Foto: Reuters / DAVID W CERNY

Semmeln kann man am Sonntag in Prag problemlos kaufen, Bücher, Kleidung und Computer auch. Wo noch bis Ende der 1980er-Jahre Planwirtschaft herrschte, lockt seit den 1990ern der Konsum. Viele Geschäfte haben an 365 Tagen im Jahr geöffnet, manche sogar 24 Stunden pro Tag.

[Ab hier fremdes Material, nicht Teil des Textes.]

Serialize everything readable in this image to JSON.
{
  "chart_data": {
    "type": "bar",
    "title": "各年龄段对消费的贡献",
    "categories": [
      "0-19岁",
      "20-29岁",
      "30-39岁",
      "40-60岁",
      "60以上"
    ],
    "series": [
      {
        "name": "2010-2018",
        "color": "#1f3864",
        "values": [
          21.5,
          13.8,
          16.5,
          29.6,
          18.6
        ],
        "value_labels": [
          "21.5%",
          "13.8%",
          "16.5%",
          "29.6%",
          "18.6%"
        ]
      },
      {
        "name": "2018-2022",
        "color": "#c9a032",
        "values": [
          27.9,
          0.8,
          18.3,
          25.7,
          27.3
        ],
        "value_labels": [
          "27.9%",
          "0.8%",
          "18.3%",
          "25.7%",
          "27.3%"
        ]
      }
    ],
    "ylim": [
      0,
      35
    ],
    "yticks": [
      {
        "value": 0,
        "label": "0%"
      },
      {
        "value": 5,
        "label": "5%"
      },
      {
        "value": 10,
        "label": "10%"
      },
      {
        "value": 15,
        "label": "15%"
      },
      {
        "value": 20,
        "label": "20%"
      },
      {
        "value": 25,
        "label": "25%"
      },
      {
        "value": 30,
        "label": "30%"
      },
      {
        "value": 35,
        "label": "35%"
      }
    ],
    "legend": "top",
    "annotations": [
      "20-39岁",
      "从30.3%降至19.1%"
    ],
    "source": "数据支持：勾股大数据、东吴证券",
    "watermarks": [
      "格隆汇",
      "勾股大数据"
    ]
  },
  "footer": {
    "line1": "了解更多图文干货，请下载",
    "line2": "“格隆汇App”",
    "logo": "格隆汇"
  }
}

Dennoch haben viele Tschechen nur beschränkten Zutritt zur Welt der Waren. Prag gilt zwar, kaufkraftbereinigt, als eine der reichsten Städte Europas – in den strukturschwachen ländlichen Regionen ist die Lage dafür oft umso trister. Hier sind die Gehälter niedriger, die kommunistische Kollektivierung der Landwirtschaft hat tiefe Narben hinterlassen, für Infrastrukturprojekte fehlen häufig die Mittel.

"Die meisten Tschechen hätten ganz und gar nichts gegen mehr Umverteilung", meint der Politologe Jan Bures von der Metropolitní Univerzita Praha. "Sie trauen aber dem Staat nicht zu, die Steuern effizient einzuheben – und dann auch korrekt einzusetzen."

Geld bleibt am besten gleich "bei den Leuten"

Der politische Wille, die vergleichsweise niedrigen Einkommens- und Gewinnsteuern im öffentlichen Interesse zu erhöhen, sei daher nur schwach ausgeprägt, erklärt Bures und skizziert damit den Teufelskreis aus Korruption und mangelnder Steuermoral: Geld, das ohnehin in privaten Taschen verschwinden würde, bleibt am besten gleich bei "den Leuten". Dass es dann für die Finanzierung von Sozialleistungen, für Beamtengehälter oder im Gesundheitswesen fehlt, erscheint lediglich als weiterer Beweis für die Misswirtschaft im Land.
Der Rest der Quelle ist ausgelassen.